Doorways play a large part in the film.  Everything from windows to mirrors to, yes, doorways are employed, and they relate to the idea of portals.  Katari carries around a small glass globe, and he uses it to open doorways to (I’m assuming here) the Fourth Dimension.  This same portal manifests in the gigantic mirror in the Hazuki compound.  It also appears in the entrance to Tamaki Hazuki’s personal torture chamber.  Darkside makes his arrival through all of these simultaneously.  The doors to the Mirage Hotel where our protagonist stays are focused on at great length, and the lobby itself is a portal to the individual rooms, which I would imagine is really convenient if you’re a lodger there (or a bellboy).  I believe all of these in some way or another involve the concept of Renewal that Darkside keeps hitting on, because they all deal, diametrically or obliquely, with time, mistakes of the past, and the opportunity to change oneself.  The darkness in which Darkside envelops his “patients” and/or enemies is Truth.  Some will be transformed by it, others will be destroyed by it.
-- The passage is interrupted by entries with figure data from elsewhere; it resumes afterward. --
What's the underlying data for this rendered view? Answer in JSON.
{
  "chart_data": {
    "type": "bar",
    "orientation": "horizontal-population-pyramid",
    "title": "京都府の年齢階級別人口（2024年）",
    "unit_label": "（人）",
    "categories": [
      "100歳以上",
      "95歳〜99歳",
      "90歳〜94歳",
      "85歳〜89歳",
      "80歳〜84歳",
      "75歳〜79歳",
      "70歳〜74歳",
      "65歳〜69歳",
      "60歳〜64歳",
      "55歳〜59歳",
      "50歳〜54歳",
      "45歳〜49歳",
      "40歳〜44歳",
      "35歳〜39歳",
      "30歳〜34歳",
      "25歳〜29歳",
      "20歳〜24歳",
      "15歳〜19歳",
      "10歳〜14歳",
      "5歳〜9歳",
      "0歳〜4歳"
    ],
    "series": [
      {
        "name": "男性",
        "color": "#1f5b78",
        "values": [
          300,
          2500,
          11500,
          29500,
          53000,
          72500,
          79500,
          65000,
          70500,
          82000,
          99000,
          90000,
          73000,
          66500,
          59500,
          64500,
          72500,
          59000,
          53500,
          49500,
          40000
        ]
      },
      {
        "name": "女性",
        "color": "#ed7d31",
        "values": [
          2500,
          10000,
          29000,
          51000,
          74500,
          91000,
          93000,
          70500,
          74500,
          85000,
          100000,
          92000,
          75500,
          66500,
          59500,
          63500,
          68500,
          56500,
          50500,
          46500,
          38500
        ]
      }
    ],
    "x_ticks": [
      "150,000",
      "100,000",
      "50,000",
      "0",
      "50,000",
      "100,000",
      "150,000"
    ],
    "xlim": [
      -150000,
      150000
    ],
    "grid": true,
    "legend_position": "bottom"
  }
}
Nonetheless, for all that I think the film is trying to do, it fails fairly miserably.  The primary reason for this is because the film is so hellbent on the bigger picture that the details which should support it are indistinct, undeveloped, and, in many cases, unresolved.  The world the movie tries to set up is hinted at just enough to give us a rough idea and nothing more.  There is no resolution to the Mai/Darkside relationship.  There is no resolution to the conflict between the revolutionaries and the Hazukis.  We never even see the patriarch of the family, and there is a sister who is shown very briefly in the beginning and then totally written off with a throwaway line.  Brother Enji Hazuki shows up but never interacts with the rest of his family.  Darkside is likely one of the most passive characters in the history of storytelling, despite the importance implied by his appearance in it.  Katari is introduced as a character who will be integral to the story.  He isn’t.  At all.  The film only settles one storyline, and even there, we’re left hanging with where this is going.  In fact, the film doesn’t really end at all.  It just stops.  Was there supposed to be a sequel?  Is there a series?  Is this based on a manga that explains any of this crap better than this film does?  If you care about the answers to any of these questions, I really can’t help you, because I found myself not giving the slightest of shits (okay, I did do some digging just for the sake of curiosity, and the manga this is based on was created by Hideyuki Kikuchi, who also created Vampire Hunter D, so there’s one mystery solved).  Darkside Blues is so sketchy it should have been animated in pencils only.

MVT:  The film has all the elements for a fun, interesting tale.

Make or Break:  If you can make it through the first five minutes of this movie, and you like what you see, you’ll be fine.  If all you’re doing by the end of that time is squinting at the screen and scratching your head, you’ll be better off tuning out.